Rosario de la Rosa, de 52 años, es madre soltera de tres hijos. Adolfo, el mayor, tiene 23 años y tiene leucemia. Ocupan una vivienda cerca a la calle Marcelo Usera desde hace cinco años porque perdieron su casa cuando De la Rosa perdió su trabajo de teleoperadora y no pudo seguir pagando la hipoteca del piso. Al comienzo, se fueron de alquiler con su esposo, pero al poco tiempo decidieron separarse. Ella se fue a Usera, a un piso del BBVA que llevaba vacío más de dos años.

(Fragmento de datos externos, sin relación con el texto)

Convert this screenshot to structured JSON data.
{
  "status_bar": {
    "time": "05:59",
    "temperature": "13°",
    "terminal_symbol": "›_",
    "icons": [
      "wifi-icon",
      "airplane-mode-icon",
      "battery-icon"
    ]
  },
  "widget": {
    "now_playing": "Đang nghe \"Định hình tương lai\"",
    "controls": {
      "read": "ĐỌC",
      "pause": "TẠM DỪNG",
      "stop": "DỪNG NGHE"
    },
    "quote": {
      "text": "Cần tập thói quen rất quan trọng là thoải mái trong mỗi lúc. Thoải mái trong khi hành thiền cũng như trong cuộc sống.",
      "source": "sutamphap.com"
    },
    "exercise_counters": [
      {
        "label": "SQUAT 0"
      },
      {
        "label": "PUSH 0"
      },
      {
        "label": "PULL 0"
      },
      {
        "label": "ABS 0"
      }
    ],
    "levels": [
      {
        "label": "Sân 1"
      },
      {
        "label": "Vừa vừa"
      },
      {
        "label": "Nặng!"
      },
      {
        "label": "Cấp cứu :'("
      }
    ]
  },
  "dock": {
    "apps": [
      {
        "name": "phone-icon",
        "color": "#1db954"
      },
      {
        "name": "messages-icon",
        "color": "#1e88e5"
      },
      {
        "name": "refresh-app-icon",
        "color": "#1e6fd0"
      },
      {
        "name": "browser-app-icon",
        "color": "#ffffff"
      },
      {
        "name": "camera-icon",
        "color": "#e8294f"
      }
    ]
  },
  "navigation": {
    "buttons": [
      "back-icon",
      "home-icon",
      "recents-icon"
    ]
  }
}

“Los vecinos me abrieron la puerta del portal y desde el primer momento pedimos un alquiler social”, recuerda De la Rosa, que cobra 620 euros al mes de RMI. En el 2018, un fondo de inversión compró su piso al banco y a ella le llegó una carta de desalojo.
“Me dicen que me dan dinero para irme, pero yo no tengo a dónde ir con mis hijos”, afirma De la Rosa, que asegura que ser okupa la ha enfermado física y mentalmente. “La gente se asusta cuando le cuento que estoy ocupando por necesidad, porque creen que eso lo hace mala gente”, afirma. No entiende por qué durante una crisis sanitaria la solución de la Comunidad de Madrid es confinarlos a ellos. “Nos quieren meter a todos los migrantes y okupas con los enfermos y hacer un gueto”, afirma esta madrileña que vive con ansiedad de pensar en que se va a quedar en la calle con sus tres hijos. “El médico me dijo que mi hijo no podía salir a la calle porque por su enfermedad su sistema inmune es muy débil, ¿qué hago si nos desahucian?”, se pregunta.